Austin Rogers may shift from advising U.S. Sen. Rick Scott to running for Congress himself. Sources close to Rogers, the General Counsel for Sen. Rick Scott, confirmed he is exploring a run to succeed retiring U.S. Rep. Neal Dunn in Florida’s 2nd Congressional District. The Lynn Haven Republican and Panama City native has worked for Scott.
The Federalist Society member holds both a law degree and a master’s in Theology from Duke University, where he also served on the Duke Law Journal and Harvard Journal of Law & Public Policy.
Before graduate school, he earned a bachelor’s in International Business in 2012 from Lakeland-based Southeastern University, then pursued a second degree in Theology from Wheaton College.
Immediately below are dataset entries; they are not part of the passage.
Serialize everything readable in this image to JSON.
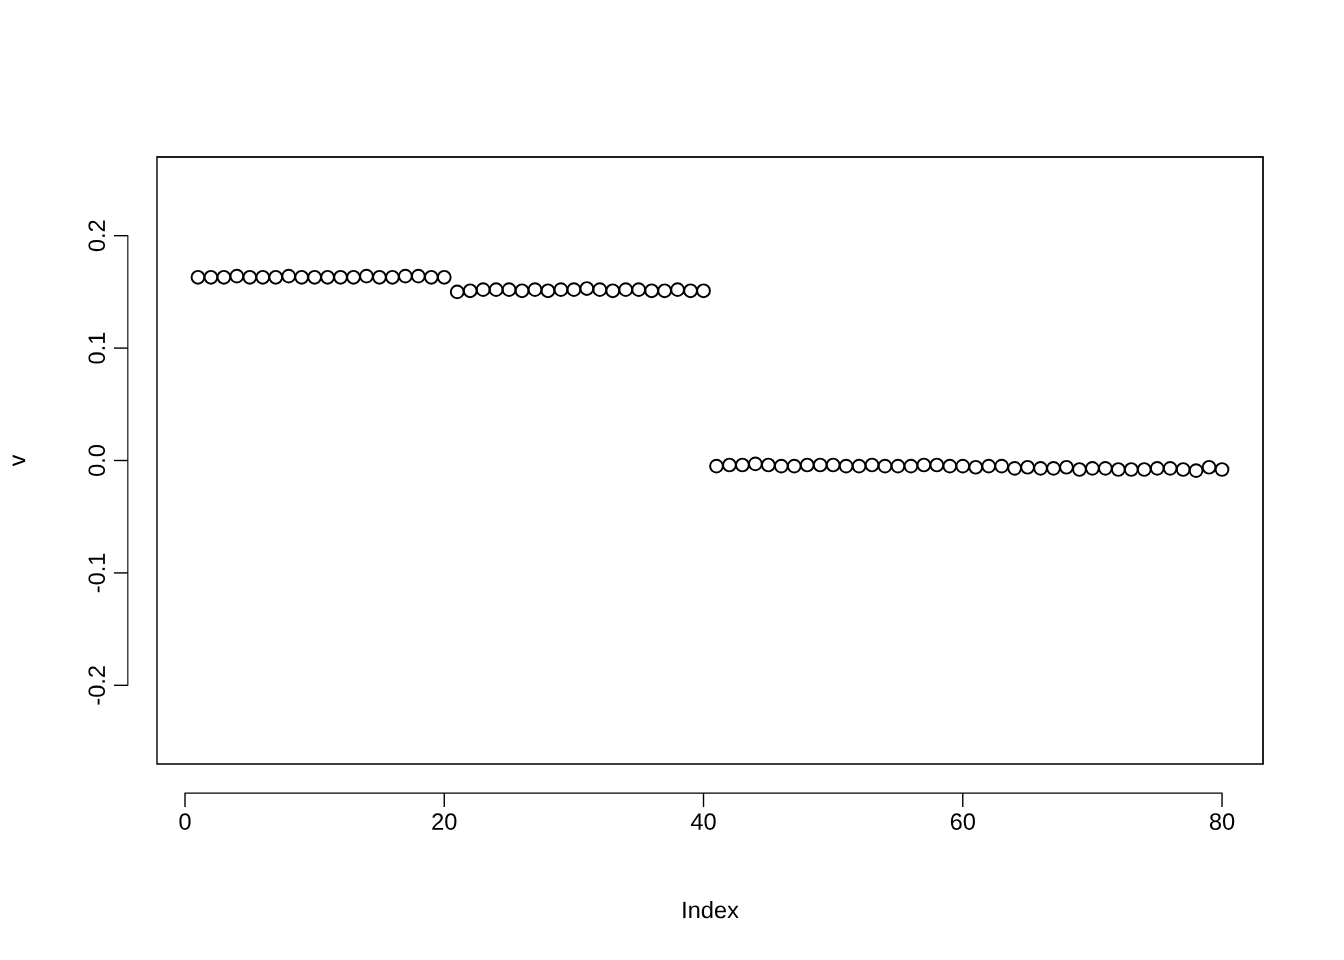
{
  "chart_data": {
    "type": "scatter",
    "xlabel": "Index",
    "ylabel": "v",
    "x": [
      1,
      2,
      3,
      4,
      5,
      6,
      7,
      8,
      9,
      10,
      11,
      12,
      13,
      14,
      15,
      16,
      17,
      18,
      19,
      20,
      21,
      22,
      23,
      24,
      25,
      26,
      27,
      28,
      29,
      30,
      31,
      32,
      33,
      34,
      35,
      36,
      37,
      38,
      39,
      40,
      41,
      42,
      43,
      44,
      45,
      46,
      47,
      48,
      49,
      50,
      51,
      52,
      53,
      54,
      55,
      56,
      57,
      58,
      59,
      60,
      61,
      62,
      63,
      64,
      65,
      66,
      67,
      68,
      69,
      70,
      71,
      72,
      73,
      74,
      75,
      76,
      77,
      78,
      79,
      80
    ],
    "series": [
      {
        "color": "#000000",
        "values": [
          0.163,
          0.163,
          0.163,
          0.164,
          0.163,
          0.163,
          0.163,
          0.164,
          0.163,
          0.163,
          0.163,
          0.163,
          0.163,
          0.164,
          0.163,
          0.163,
          0.164,
          0.164,
          0.163,
          0.163,
          0.15,
          0.151,
          0.152,
          0.152,
          0.152,
          0.151,
          0.152,
          0.151,
          0.152,
          0.152,
          0.153,
          0.152,
          0.151,
          0.152,
          0.152,
          0.151,
          0.151,
          0.152,
          0.151,
          0.151,
          -0.005,
          -0.004,
          -0.004,
          -0.003,
          -0.004,
          -0.005,
          -0.005,
          -0.004,
          -0.004,
          -0.004,
          -0.005,
          -0.005,
          -0.004,
          -0.005,
          -0.005,
          -0.005,
          -0.004,
          -0.004,
          -0.005,
          -0.005,
          -0.006,
          -0.005,
          -0.005,
          -0.007,
          -0.006,
          -0.007,
          -0.007,
          -0.006,
          -0.008,
          -0.007,
          -0.007,
          -0.008,
          -0.008,
          -0.008,
          -0.007,
          -0.007,
          -0.008,
          -0.009,
          -0.006,
          -0.008
        ]
      }
    ],
    "xlim": [
      -2.16,
      83.16
    ],
    "ylim": [
      -0.27,
      0.27
    ],
    "xticks": [
      0,
      20,
      40,
      60,
      80
    ],
    "yticks": [
      -0.2,
      -0.1,
      {
        "value": 0,
        "label": "0.0"
      },
      0.1,
      0.2
    ],
    "marker": "circle",
    "grid": false
  }
}
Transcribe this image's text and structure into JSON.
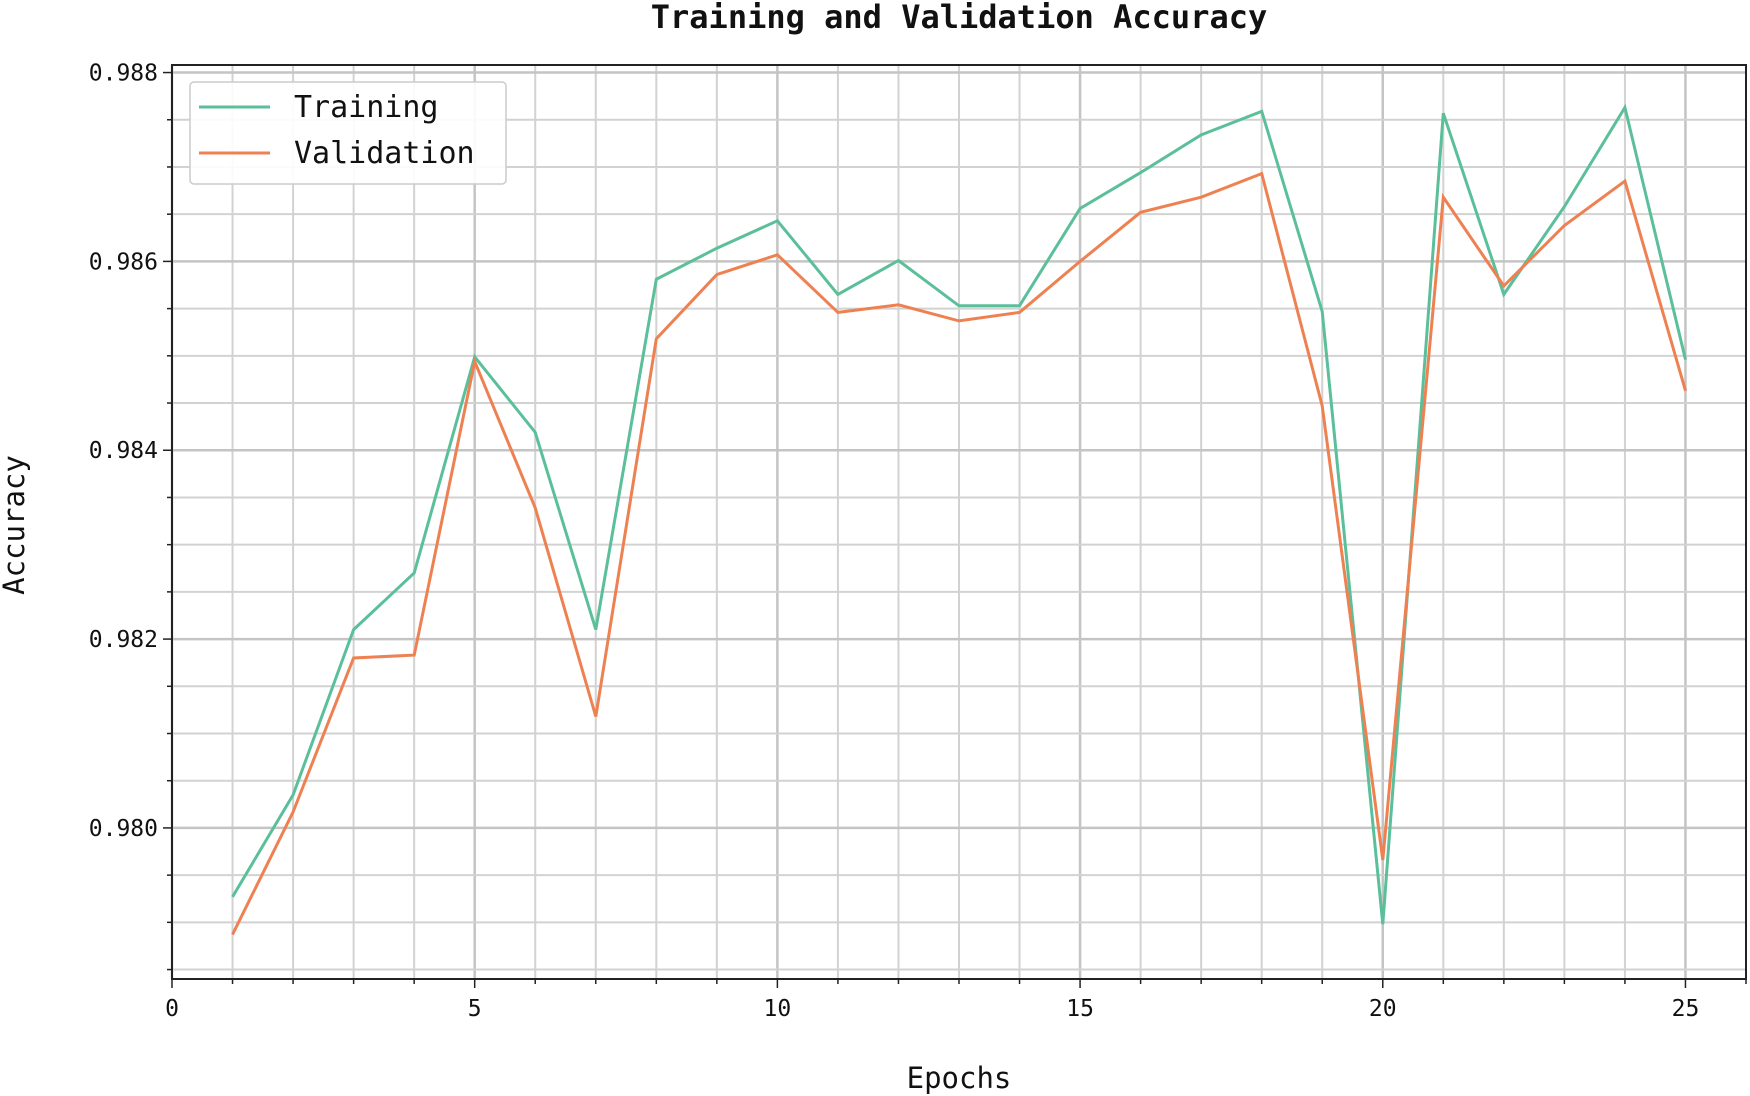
{
  "chart_data": {
    "type": "line",
    "title": "Training and Validation Accuracy",
    "xlabel": "Epochs",
    "ylabel": "Accuracy",
    "xlim": [
      0,
      26
    ],
    "ylim": [
      0.9784,
      0.98808
    ],
    "grid": true,
    "legend_position": "top-left",
    "x_ticks": [
      0,
      5,
      10,
      15,
      20,
      25
    ],
    "y_ticks": [
      0.98,
      0.982,
      0.984,
      0.986,
      0.988
    ],
    "x_tick_labels": [
      "0",
      "5",
      "10",
      "15",
      "20",
      "25"
    ],
    "y_tick_labels": [
      "0.980",
      "0.982",
      "0.984",
      "0.986",
      "0.988"
    ],
    "x": [
      1,
      2,
      3,
      4,
      5,
      6,
      7,
      8,
      9,
      10,
      11,
      12,
      13,
      14,
      15,
      16,
      17,
      18,
      19,
      20,
      21,
      22,
      23,
      24,
      25
    ],
    "series": [
      {
        "name": "Training",
        "color": "#5bbf9a",
        "values": [
          0.97927,
          0.98035,
          0.9821,
          0.9827,
          0.98499,
          0.98419,
          0.9821,
          0.98581,
          0.98614,
          0.98643,
          0.98565,
          0.98601,
          0.98553,
          0.98553,
          0.98656,
          0.98694,
          0.98734,
          0.98759,
          0.98547,
          0.97898,
          0.98757,
          0.98565,
          0.98658,
          0.98763,
          0.98496
        ]
      },
      {
        "name": "Validation",
        "color": "#ee8152",
        "values": [
          0.97887,
          0.98017,
          0.9818,
          0.98183,
          0.98494,
          0.98339,
          0.98118,
          0.98518,
          0.98586,
          0.98607,
          0.98546,
          0.98554,
          0.98537,
          0.98546,
          0.986,
          0.98652,
          0.98668,
          0.98693,
          0.98447,
          0.97966,
          0.98668,
          0.98574,
          0.98638,
          0.98685,
          0.98463
        ]
      }
    ]
  }
}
After clerking in the Middle District of Florida for Chief Judge Steven D. Merryday, Rogers worked for international law firm White & Chase, then took a job working on Capitol Hill.
He started work in 2023 as Senior Counsel of Oversight and Investigations for the Senate Judiciary Committee when it was chaired by U.S. Sen. Lindsey Graham, a South Carolina Republican, and rose to Chief Counsel within four months. He continued working for the Committee under its new Chair, U.S. Sen. Chuck Grassley, an Iowa Republican, and stayed there until taking a job with Scott last July.
He has been an active bar member in Washington, where he is also a member of the Republican National Lawyers Association and active in his local church.
Dunn announced last week that he would not seek re-election at the end of his fifth term.
Rogers, if he runs, will enter a rapidly crowding Republican Party field that already posts a couple of heavy hitters.
Republican Party of Florida Chair Evan Power, a Tallahassee Republican, filed for the seat last week. So did Keith Gross, another attorney who previously challenged Scott in a Republican Primary for his Senate seat in 2024.